C’est beau ? ça te retourne !
Or, Morte ou vivantes,
Étrangement,
Ces langues sont dans le feu
De notre temps,
Incarnées par les adversités.
Ici-même, pacifiques !

Christelle Richard-Dauphinot

En dépit de l’indiscutable contemporanéité de ces tableaux QR code, de l’outil nécessaire à leur décryptage – le très précieux téléphone portable – le constat des lieux, si l’on peut dire, demeure toujours identique : une oeuvre est bien autre chose que l’évidence proposée ; sous la surface, s’agitent, se répondent ou se troublent un ensemble de signes, de symboles, et d’associations essentielles qui font sens tout en offrant au regard la plénitude créatrice tant convoitée.

Jadis, seul le cerveau humain, porté par son pouvoir, son savoir et sa culture originelle, pouvait exécuter l’opération savante d’aller voir là-bas, derrière ou dessous, pour mieux saisir et comprendre ; à sa manière, toute métaphorique et radicale, le portable et son lien transitionnel répète ici ce même geste éclairé, ce même élan, conscient ou pas, où se rejoignent l’artiste et celui qui regarde. 

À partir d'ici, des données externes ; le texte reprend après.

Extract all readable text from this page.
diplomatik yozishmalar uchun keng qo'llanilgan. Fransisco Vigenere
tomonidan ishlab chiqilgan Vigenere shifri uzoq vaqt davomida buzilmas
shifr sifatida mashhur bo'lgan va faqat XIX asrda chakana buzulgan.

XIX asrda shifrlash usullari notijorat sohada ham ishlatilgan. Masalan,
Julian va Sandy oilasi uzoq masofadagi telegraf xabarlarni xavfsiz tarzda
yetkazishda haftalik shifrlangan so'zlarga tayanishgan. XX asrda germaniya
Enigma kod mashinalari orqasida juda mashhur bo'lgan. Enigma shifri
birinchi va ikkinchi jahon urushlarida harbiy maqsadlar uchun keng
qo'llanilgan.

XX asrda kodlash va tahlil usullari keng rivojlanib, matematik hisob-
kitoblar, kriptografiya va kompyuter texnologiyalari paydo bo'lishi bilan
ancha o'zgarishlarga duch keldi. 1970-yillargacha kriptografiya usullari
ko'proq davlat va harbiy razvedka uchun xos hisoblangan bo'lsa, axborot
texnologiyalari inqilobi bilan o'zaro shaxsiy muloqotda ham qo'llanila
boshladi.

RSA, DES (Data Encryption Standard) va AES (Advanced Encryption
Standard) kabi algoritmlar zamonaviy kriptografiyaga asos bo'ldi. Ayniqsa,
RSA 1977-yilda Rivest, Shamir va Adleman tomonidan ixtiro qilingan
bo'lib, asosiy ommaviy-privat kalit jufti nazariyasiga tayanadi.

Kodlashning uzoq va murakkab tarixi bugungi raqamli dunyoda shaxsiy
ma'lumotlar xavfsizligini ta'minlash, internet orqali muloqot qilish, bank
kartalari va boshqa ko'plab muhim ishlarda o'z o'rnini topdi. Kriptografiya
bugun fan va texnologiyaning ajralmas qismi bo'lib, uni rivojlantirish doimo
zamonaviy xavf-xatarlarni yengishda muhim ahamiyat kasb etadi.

Ainsi, derrière l’abstraction labyrinthique du QR code, un autre monde se cache, se dérobe à nos regards profanes. A nous, d’un petit coup d’index, de découvrir, sous la froideur de la technologie nouvelle, ces matières universelles soudain révélées, ces gestes archaïques revenus des temps humains les plus anciens. À nous d’entendre ces langues étranges dérouler leur compte à rebours énigmatiques : Pour quel jeu ? Quel départ ? Quelle fin ?  

À nous de répondre, bien sûr, sans rien d’autre que notre imagination personnelle, avec laquelle, sans prétention ou irrévérence, une oeuvre peut être intimement prolongée.